I was born in 1993. I’ve always felt good about that, being born in a ‘great Stoke year’. Naturally, this probably makes me not quite as well-positioned to judge ‘Macari’s Red and White Army’ as the fans who experienced it. My biggest connection to Stoke’s class of ’93 is that my middle name is Mark, after Mark Stein. My first name is in honour of Bowie, but Dad sometimes claims I’m named for Dave Regis. Geniuses all, but I tell people it’s the musician.
Nostalgia though has always been a massive part of my Stoke supporting life. I hark back to Peter Hoekstra and Peter Thorne, but for people of my dad’s generation, this is always the team they talk about. For a layman, it is maybe surprising considering this was a third-tier side, but we know it’s not about the level or perceived qualities of your team, it’s about the memories they create.

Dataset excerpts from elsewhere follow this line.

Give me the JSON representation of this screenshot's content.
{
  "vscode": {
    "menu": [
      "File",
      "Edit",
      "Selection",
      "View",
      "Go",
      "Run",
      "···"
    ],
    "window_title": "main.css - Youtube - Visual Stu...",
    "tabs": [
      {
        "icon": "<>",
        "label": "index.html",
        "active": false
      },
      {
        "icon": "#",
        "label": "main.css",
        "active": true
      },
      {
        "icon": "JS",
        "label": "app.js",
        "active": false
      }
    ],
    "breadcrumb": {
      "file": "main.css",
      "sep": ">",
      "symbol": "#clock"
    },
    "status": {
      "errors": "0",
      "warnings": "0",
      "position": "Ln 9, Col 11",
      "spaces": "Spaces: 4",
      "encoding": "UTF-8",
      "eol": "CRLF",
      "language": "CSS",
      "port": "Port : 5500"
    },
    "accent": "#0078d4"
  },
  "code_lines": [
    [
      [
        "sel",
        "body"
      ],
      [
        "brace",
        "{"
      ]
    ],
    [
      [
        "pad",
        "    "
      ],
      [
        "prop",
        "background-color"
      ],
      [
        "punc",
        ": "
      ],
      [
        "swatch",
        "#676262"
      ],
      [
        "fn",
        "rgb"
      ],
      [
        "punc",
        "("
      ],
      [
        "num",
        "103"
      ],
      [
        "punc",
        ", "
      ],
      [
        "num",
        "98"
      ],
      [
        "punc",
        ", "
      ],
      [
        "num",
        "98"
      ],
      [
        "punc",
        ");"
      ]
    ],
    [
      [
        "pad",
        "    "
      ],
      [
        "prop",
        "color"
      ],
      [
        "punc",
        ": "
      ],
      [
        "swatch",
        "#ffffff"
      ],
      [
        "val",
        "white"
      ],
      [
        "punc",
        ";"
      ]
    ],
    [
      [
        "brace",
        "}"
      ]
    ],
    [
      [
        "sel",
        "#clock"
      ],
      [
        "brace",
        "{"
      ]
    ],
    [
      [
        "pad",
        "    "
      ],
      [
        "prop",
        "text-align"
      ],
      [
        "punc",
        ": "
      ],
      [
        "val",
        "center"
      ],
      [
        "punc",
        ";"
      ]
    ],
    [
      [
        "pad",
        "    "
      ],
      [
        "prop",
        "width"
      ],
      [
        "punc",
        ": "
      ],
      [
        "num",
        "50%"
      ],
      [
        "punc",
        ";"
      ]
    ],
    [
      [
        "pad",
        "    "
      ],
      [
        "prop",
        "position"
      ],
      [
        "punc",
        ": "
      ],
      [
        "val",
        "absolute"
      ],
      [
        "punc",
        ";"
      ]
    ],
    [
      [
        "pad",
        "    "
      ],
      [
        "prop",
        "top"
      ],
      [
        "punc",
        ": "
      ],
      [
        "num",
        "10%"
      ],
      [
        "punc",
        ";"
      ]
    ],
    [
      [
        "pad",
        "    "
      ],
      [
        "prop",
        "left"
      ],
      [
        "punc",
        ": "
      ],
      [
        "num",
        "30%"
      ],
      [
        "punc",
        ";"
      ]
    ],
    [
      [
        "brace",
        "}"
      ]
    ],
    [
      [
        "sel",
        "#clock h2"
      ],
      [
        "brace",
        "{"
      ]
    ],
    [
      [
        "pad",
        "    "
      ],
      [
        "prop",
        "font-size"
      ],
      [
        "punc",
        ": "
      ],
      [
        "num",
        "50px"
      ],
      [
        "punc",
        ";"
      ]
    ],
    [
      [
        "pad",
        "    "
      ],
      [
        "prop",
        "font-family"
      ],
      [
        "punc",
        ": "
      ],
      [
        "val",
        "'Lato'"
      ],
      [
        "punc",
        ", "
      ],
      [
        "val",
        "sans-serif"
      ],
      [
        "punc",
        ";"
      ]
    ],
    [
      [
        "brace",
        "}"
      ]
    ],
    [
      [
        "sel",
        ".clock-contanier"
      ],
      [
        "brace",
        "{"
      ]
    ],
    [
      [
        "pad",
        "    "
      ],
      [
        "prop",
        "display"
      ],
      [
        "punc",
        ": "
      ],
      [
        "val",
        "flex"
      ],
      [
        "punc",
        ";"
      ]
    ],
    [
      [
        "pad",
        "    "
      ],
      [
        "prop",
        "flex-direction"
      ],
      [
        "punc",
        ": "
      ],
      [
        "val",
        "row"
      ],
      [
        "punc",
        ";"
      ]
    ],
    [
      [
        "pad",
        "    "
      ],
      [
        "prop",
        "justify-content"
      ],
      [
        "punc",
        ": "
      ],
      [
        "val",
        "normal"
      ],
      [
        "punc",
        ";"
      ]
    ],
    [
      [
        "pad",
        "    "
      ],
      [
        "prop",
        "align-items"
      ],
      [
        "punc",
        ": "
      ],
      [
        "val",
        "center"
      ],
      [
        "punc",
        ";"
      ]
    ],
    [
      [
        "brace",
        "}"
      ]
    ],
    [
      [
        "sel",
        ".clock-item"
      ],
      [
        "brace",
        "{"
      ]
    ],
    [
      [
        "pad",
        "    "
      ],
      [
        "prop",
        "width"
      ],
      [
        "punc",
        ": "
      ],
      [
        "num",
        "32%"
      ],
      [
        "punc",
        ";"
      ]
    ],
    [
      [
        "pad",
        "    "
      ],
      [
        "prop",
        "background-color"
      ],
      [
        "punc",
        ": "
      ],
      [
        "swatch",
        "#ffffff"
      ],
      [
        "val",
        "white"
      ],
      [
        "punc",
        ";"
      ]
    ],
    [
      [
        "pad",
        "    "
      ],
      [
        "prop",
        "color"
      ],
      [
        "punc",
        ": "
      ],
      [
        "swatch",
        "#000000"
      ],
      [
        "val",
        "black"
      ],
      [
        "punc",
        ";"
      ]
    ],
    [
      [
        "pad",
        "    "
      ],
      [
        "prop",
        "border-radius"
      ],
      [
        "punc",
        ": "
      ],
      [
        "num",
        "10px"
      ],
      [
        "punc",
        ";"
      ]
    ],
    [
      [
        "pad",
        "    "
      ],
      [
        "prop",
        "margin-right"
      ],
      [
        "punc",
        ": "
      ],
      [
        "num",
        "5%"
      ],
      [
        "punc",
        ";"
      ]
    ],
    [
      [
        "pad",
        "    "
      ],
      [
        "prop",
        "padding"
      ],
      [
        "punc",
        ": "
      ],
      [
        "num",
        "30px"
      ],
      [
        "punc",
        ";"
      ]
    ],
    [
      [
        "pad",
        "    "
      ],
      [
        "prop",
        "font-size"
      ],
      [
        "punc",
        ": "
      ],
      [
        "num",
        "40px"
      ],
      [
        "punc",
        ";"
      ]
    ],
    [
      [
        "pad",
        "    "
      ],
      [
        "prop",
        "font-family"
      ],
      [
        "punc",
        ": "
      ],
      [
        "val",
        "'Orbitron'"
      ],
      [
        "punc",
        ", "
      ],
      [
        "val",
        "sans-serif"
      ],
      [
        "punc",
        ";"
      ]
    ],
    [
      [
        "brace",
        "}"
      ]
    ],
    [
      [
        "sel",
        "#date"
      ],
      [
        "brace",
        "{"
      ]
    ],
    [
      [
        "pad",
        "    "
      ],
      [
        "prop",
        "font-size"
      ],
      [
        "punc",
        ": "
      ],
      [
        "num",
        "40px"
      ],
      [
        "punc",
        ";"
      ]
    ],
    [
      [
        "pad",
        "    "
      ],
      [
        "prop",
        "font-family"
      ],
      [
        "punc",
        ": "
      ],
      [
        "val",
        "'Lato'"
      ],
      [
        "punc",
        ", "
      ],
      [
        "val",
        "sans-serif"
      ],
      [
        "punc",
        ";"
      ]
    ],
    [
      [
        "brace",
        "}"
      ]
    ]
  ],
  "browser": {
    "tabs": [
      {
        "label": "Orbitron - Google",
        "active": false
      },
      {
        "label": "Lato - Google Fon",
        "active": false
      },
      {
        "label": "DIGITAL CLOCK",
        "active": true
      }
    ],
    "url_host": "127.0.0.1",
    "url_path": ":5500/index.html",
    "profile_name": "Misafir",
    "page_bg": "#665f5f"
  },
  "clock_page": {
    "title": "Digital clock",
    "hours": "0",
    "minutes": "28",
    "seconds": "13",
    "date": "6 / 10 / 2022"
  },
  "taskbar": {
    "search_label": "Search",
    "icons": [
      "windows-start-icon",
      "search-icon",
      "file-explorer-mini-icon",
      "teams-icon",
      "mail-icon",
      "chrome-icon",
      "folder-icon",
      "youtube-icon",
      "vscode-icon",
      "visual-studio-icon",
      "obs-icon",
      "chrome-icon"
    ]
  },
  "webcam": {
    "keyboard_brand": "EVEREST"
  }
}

Macari’s Red and White Army is an hour of shared memories and memorabilia. It is unashamedly nostalgic for that Stoke side. Quite rightly too, as this was a side that went full tilt at a title and became ‘the’ Stoke team for a generation.
We hear from the players. We hear from the manager. We hear from fans and from journalists. From the bet365 to local cafes and sitting rooms, we dip into all aspects of that season, and that’s vital. Had it been only players, it wouldn’t have been the same film. The film acknowledges that the fans’ feelings are every bit as important, if not more so than the players on the pitch. It was a shared promotion. Vis Unita Fortior. Even the film’s production – a crowdfunded, community effort – underlines this.
Weaving between the talking heads and match footage, the relatively short run time becomes a strength, as we bound along throughout the season – a timid start turning into a title surge. Spoiler alert: Stoke win the league. Stoke. City. Win. The. League.
There are wins over the Vale, a mazy Rooster run at Blackpool (“pass eet, pass eet”), 25 games unbeaten and the game against Plymouth that put Stoke over the line. Perhaps more importantly though, it’s about what happened off the pitch that’s just as compelling. Reminiscences about the culture and sense of community in the city are well-expressed without becoming too “Back in my day…”. Poignantly, the family of Paul Ware remind us how football can turn ordinary men into heroes.
The film encapsulates the collective memory of football crowds. We share a common history, no matter when we were born or how we came to support Stoke. It’s the same thing that makes us get emotional about Banks and Matthews, even if we never saw them play. I dream of one day being able to create something like this, a happy hour of pure Stoke City celebration. It’s also so rich in great anecdotes it’s a fantastic laugh, too. Joe Barbieri’s artwork is as we’ve come to expect, spot on, as is the title. What Lou Macari did as a manager was one thing, what he has done and continues to do as man is another. The affection with which he is spoken about, and with which he speaks about others, is the film’s beating heart.
Macari’s Red and White Army is a fandom-affirming piece. It’s about getting football. Being part of a shared culture, history and identity. Again, as a non-local born after the fact, it made early 90’s Stoke-on-Trent feel like home. Whether you experienced 1992/93 first hand or you didn’t, you need to see this film. Sweet, joyous and as perfectly executed as a Steino strike.